Autrement dit, un enfant issu des milieux populaires a, toutes choses égales par ailleurs, plus de chances de réussir ses études dans ces deux pays qu’en France. Selon la sociologue Marie Duru-Bellat (2003) les données de PISA indiquent même que « les élèves les plus défavorisés de certains pays réalisent des performances plus élevées que les élèves les plus favorisés d’autres pays ! »
Effet établissement
Les enquêtes nationales effectuées dans différents pays ont permis de confirmer une idée fortement répandue chez les parents d’élèves : tous les établissements scolaires ne se valent pas ! Au sein du courant de recherche sur l’école efficace (school effectiveness studies), les chercheurs anglo-saxons ont été les premiers à vouloir identifier les spécificités des établissements performants en éliminant les biais liés aux caractéristiques socioculturelles du public accueilli. Dans les établissements « efficaces » les enseignants donnent la priorité aux fondamentaux, assignent des objectifs clairs aux élèves, les considèrent comme capables de les atteindre, les évaluations sont fréquentes et permettent de réguler l’enseignement. On évite encore les pertes de temps dues à une organisation défectueuse ou à l’indiscipline et les leçons sont planifiées avec soin et structurées.

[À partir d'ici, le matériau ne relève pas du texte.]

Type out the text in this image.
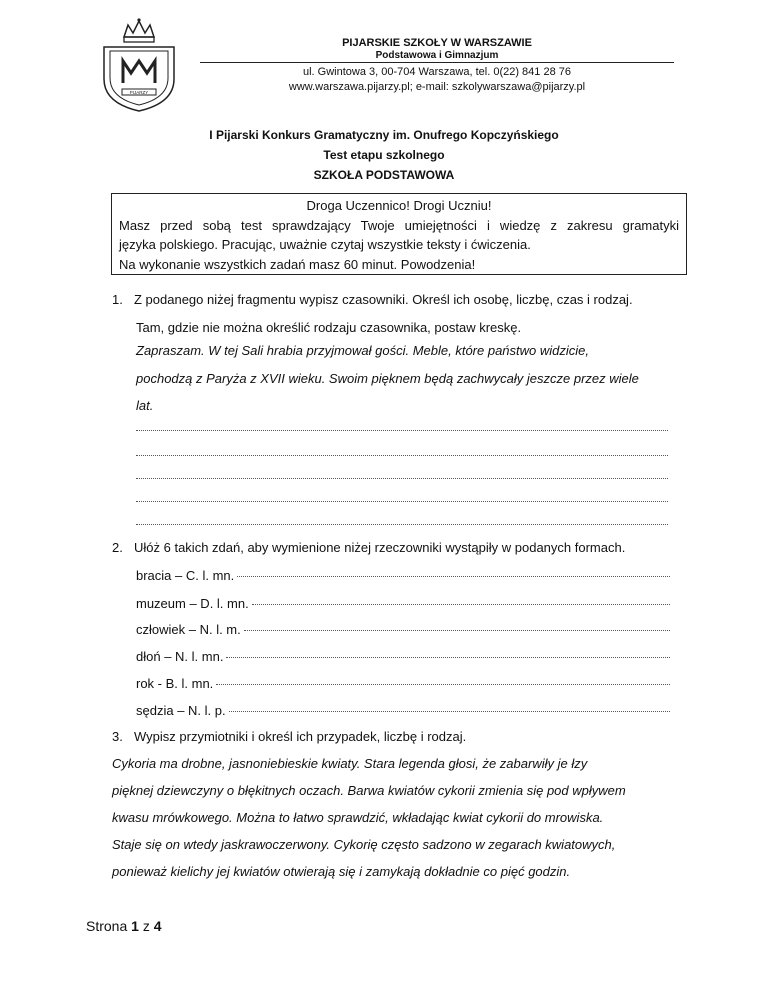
PIJARZY
PIJARSKIE SZKOŁY W WARSZAWIE
Podstawowa i Gimnazjum
ul. Gwintowa 3, 00-704 Warszawa, tel. 0(22) 841 28 76
www.warszawa.pijarzy.pl; e-mail: szkolywarszawa@pijarzy.pl
I Pijarski Konkurs Gramatyczny im. Onufrego Kopczyńskiego
Test etapu szkolnego
SZKOŁA PODSTAWOWA
Droga Uczennico! Drogi Uczniu!
Masz przed sobą test sprawdzający Twoje umiejętności i wiedzę z zakresu gramatyki
języka polskiego. Pracując, uważnie czytaj wszystkie teksty i ćwiczenia.
Na wykonanie wszystkich zadań masz 60 minut. Powodzenia!
1. Z podanego niżej fragmentu wypisz czasowniki. Określ ich osobę, liczbę, czas i rodzaj.
Tam, gdzie nie można określić rodzaju czasownika, postaw kreskę.
Zapraszam. W tej Sali hrabia przyjmował gości. Meble, które państwo widzicie,
pochodzą z Paryża z XVII wieku. Swoim pięknem będą zachwycały jeszcze przez wiele
lat.
2. Ułóż 6 takich zdań, aby wymienione niżej rzeczowniki wystąpiły w podanych formach.
bracia – C. l. mn.
muzeum – D. l. mn.
człowiek – N. l. m.
dłoń – N. l. mn.
rok - B. l. mn.
sędzia – N. l. p.
3. Wypisz przymiotniki i określ ich przypadek, liczbę i rodzaj.
Cykoria ma drobne, jasnoniebieskie kwiaty. Stara legenda głosi, że zabarwiły je łzy
pięknej dziewczyny o błękitnych oczach. Barwa kwiatów cykorii zmienia się pod wpływem
kwasu mrówkowego. Można to łatwo sprawdzić, wkładając kwiat cykorii do mrowiska.
Staje się on wtedy jaskrawoczerwony. Cykorię często sadzono w zegarach kwiatowych,
ponieważ kielichy jej kwiatów otwierają się i zamykają dokładnie co pięć godzin.
Strona 1 z 4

La sociologue Aletta Grisay souligne également que « les résultats des élèves font l’objet d’analyses au niveau de l’établissement et sont utilisés pour décider des améliorations à apporter à l’enseignement dispensé. Une politique de formation continue est menée au sein de l’école, les contacts avec les familles des élèves et leur implication dans le fonctionnement de l’école sont encouragés ». Enfin, différentes incitations pour maintenir la qualité de l’enseignement contribuent à « l’effet établissement », elles peuvent prendre plusieurs formes : bonne réputation d’établissement, concurrence entre établissements, pression des parents, des collègues ou de la Direction.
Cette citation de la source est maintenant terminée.